C’est chez le Fléau, donc, que j’ai appris la mort de ma mère. Je me souviens encore de la date : vendredi 17 mars 1916.

Je venais ce matin-là donner à la Panthère — autre petit nom qui lui allait à merveille ! — des nouvelles de mon chien Castor. Oui, ce qui nous a unis, au début peut-être, c’était notre amour des bêtes !

J’avais amené, disais-je, mon chien Castor, la veille, chez le vieux Léon Bloy que j’avais rencontré à plusieurs reprises au Mercure. Si je n’ai jamais pu lire un seul de ses livres, totalement insensible que j’étais à ces propos de catholique désespéré et vulgaire, je n’ignorais pas en revanche qu’il aimait les animaux. Ne sachant plus quoi faire de ce pauvre Castor que j’avais pris chez moi un an auparavant en attendant de lui trouver une autre maison, j’avais décidé de le lui donner. Quand j’ai vu l’état du bonhomme, entouré de sa femme — et on comprend en la voyant qu’il ait écrit Le Désespéré — et de ses filles, j’ai immédiatement pensé qu’on ne tarderait pas à me rendre Castor. J’ai cru bon de préciser, dans un élan d’amour pour mon petit chien, que, s’il devait arriver quelque chose, on me le rendît. Il faut croire que j’ai porté la poisse à Bloy : il est mort quelques semaines plus tard. (Rire sonore). En attendant, j’étais content de venir annoncer cela au Fléau et à son cocu de mari. À peine étais-je entré dans l’appartement qu’elle me tendit le journal en me disant ces mots :

Savez-vous la nouvelle ?

J’ai eu envie de lui répondre qu’en termes de nouvelles, j’en apprenais une à peu près tous les quarts d’heure au Mercure de France, où je travaillais alors comme secrétaire de rédaction, mais je sentis à son ton et je vis dans ses yeux que quelque chose de grave était arrivé.

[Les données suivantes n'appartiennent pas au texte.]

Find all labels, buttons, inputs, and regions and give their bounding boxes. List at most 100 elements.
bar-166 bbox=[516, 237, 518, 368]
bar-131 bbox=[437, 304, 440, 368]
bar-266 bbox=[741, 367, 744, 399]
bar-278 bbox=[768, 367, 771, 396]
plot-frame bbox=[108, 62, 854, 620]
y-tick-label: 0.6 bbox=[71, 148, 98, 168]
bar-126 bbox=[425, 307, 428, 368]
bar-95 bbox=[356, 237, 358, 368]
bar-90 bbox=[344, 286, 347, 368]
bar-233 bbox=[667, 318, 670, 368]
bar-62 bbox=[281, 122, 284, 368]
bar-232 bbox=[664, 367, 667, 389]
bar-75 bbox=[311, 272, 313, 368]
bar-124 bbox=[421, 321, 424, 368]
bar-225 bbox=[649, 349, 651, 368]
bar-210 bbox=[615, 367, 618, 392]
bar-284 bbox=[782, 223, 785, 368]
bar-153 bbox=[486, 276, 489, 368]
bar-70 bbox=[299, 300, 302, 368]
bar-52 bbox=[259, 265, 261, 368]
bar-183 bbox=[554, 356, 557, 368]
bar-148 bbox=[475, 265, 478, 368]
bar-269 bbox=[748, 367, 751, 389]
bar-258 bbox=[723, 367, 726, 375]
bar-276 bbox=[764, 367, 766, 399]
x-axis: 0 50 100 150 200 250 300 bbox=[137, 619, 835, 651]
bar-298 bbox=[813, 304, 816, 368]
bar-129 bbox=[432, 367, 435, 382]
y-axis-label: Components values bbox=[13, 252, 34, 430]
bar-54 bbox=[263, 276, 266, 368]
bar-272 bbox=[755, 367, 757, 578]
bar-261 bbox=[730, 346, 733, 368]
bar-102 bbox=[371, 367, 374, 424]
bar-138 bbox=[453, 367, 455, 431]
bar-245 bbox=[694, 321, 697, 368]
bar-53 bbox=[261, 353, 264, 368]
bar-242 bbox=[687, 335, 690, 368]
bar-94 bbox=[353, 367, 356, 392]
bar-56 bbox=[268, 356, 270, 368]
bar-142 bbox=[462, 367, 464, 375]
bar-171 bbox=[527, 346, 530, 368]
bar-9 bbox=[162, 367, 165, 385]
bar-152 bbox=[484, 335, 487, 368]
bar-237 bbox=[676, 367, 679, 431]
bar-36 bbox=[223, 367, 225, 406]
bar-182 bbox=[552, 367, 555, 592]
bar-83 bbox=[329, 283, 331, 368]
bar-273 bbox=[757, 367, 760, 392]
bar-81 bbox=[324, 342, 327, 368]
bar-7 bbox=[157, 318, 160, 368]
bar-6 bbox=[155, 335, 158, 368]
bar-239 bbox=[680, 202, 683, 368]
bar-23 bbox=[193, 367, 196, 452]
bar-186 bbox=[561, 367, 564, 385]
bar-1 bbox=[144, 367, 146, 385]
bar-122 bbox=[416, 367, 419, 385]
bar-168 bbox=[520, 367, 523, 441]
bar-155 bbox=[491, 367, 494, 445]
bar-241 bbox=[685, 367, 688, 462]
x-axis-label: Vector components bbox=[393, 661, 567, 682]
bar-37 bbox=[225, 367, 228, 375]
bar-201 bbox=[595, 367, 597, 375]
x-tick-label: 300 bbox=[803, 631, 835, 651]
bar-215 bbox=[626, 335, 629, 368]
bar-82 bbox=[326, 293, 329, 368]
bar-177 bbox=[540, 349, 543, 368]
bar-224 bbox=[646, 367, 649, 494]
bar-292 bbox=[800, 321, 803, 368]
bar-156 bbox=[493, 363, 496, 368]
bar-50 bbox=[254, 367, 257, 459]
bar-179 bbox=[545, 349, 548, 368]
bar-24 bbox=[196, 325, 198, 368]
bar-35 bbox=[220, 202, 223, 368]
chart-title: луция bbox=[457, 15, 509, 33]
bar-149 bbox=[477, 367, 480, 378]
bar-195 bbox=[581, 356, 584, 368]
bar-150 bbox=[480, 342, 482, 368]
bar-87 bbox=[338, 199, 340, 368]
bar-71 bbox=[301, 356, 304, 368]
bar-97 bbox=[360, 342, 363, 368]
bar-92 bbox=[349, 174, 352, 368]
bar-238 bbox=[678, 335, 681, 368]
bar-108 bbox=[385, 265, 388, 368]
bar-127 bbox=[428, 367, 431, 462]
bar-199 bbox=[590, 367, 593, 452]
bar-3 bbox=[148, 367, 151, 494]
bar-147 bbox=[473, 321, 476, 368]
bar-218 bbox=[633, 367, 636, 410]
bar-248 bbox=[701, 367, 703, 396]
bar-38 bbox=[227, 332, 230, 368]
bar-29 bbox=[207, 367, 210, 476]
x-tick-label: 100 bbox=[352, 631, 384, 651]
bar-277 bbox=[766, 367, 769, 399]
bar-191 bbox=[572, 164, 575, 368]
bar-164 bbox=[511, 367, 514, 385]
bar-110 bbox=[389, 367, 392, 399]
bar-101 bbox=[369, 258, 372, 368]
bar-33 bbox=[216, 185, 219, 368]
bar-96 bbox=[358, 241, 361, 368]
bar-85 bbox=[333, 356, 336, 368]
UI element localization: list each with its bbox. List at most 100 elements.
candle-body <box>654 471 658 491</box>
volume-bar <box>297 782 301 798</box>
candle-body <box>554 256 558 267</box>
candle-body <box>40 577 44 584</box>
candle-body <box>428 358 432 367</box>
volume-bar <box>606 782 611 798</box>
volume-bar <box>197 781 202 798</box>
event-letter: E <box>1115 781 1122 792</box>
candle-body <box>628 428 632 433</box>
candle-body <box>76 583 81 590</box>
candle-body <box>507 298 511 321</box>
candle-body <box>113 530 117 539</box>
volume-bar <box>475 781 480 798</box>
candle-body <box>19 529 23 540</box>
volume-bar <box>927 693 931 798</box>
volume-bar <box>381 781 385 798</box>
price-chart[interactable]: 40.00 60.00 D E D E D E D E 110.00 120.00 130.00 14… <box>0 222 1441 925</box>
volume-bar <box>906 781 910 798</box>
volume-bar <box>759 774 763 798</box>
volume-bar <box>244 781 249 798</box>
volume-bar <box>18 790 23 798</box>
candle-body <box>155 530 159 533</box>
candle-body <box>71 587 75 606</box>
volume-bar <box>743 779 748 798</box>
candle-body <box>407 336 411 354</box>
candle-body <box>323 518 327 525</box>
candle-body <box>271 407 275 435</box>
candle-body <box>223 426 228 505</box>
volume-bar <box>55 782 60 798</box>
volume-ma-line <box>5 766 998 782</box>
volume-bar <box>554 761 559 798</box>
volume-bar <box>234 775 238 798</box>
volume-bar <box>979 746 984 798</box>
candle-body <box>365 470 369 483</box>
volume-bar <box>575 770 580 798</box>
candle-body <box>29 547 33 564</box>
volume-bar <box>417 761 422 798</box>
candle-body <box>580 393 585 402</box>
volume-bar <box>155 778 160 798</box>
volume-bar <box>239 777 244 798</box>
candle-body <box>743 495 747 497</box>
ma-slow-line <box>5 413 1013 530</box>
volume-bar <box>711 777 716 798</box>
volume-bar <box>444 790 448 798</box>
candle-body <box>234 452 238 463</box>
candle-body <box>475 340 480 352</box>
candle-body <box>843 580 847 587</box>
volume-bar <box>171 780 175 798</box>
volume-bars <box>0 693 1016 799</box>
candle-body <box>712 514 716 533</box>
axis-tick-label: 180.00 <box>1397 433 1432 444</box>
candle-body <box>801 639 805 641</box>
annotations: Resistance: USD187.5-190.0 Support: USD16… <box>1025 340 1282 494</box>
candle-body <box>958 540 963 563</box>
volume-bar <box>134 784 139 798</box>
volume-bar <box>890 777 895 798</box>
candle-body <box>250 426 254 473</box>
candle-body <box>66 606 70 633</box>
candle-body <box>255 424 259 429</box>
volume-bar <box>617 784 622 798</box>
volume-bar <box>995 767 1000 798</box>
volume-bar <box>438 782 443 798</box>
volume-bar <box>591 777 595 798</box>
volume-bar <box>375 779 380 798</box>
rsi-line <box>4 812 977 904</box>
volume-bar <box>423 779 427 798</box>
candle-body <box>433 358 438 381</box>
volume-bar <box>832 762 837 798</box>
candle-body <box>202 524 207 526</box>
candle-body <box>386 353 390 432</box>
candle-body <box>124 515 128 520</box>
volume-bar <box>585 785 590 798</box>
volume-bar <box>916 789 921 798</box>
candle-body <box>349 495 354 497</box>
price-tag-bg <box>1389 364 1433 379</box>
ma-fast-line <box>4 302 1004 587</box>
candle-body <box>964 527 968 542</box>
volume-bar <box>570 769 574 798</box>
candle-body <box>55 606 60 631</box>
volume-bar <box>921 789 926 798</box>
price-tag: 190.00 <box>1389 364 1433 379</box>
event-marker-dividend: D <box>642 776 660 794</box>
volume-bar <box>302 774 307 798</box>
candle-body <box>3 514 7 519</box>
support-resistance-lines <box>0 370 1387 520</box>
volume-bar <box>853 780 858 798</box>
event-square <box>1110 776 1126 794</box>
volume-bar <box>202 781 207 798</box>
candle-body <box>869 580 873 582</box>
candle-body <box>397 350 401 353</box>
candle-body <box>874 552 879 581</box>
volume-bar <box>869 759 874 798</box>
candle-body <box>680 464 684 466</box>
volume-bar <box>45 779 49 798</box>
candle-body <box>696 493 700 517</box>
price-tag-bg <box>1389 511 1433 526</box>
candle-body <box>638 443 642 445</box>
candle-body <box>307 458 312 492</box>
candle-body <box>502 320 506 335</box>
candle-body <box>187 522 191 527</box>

Je me contentais de répondre non.

Nous allions vous envoyer à l’instant, me dit-elle, notre bonne au Mercure. Elle devait vous porter Le Journal de Genève que nous avons reçu ce matin et qui est daté d’hier.

J’ai pris le journal.

Je savais déjà ce que j’allais y trouver. J’avais presque oublié depuis toutes ces années que ma mère s’était retirée dans ces terres romandes afin d’y construire une nouvelle vie, loin de son errance parisienne.

Journal de Genève, numéro du 16 mars 1916
La famille T… fait part du décès de Jeanne T… survenu le 15 mars 1916.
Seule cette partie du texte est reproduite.